Servono norme più severe per chi ostacola o aggredisce le forze dell’ordine durante queste operazioni, pene certe e aggravate per chi prepara trappole o atti di sabotaggio, controlli preventivi più stringenti e protocolli operativi che non espongano più uomini e donne in divisa a rischi inaccettabili.
Ma serve, soprattutto, un mutamento culturale: basta con l’ideologia del vittimismo sociale che giustifica ogni illegalità, basta con i cortei e i comitati che trasformano gli sfrattati in eroi civili e i carabinieri in “esecutori di ordini”. Chi difende lo Stato e la legge merita rispetto, protezione e riconoscenza, non sospetto o condanna morale.

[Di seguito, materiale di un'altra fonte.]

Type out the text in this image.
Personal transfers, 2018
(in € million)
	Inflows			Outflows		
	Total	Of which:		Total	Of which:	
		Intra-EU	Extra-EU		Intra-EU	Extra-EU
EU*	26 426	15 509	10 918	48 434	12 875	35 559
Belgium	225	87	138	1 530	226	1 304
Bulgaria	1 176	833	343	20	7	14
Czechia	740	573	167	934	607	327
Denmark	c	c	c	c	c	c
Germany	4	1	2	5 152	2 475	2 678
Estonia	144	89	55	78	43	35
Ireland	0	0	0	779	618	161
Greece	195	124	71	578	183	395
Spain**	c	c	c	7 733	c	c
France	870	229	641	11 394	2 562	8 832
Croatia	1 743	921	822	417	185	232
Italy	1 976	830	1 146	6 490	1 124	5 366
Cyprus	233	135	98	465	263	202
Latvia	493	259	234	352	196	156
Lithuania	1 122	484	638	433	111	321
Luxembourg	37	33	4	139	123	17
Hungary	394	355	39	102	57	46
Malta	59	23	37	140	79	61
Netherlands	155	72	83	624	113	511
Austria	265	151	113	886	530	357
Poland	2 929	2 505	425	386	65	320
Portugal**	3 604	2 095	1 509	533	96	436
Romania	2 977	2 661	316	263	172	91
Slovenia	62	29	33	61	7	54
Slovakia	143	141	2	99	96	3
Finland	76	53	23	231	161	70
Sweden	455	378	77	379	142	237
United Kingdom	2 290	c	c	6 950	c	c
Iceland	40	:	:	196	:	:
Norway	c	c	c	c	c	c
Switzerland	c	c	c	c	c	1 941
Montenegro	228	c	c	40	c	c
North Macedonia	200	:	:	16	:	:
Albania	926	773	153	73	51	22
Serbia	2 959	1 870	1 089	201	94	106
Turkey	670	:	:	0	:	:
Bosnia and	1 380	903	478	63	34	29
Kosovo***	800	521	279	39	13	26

La libertà e la giustizia non sopravvivono dove la legge è negoziabile e l’ordine è considerato un’opinione.
Questa tragedia, che ha lasciato tre famiglie senza un padre, un marito, un figlio, un fratello, deve diventare un punto di non ritorno: ogni attacco alle istituzioni è un attacco alla Nazione stessa, e chi usa la violenza per ribellarsi alle decisioni dello Stato deve sapere che non troverà più complicità, comprensione o attenuanti.
È tempo di restituire alla parola “sgombero” la sua piena legittimità civile e giuridica, liberandola dal ricatto emotivo e ideologico di chi la dipinge come un abuso. Perché quando il dovere viene deriso e l’autorità calpestata, è lo Stato intero che esplode – e con esso la speranza di vivere in un Paese giusto e sicuro.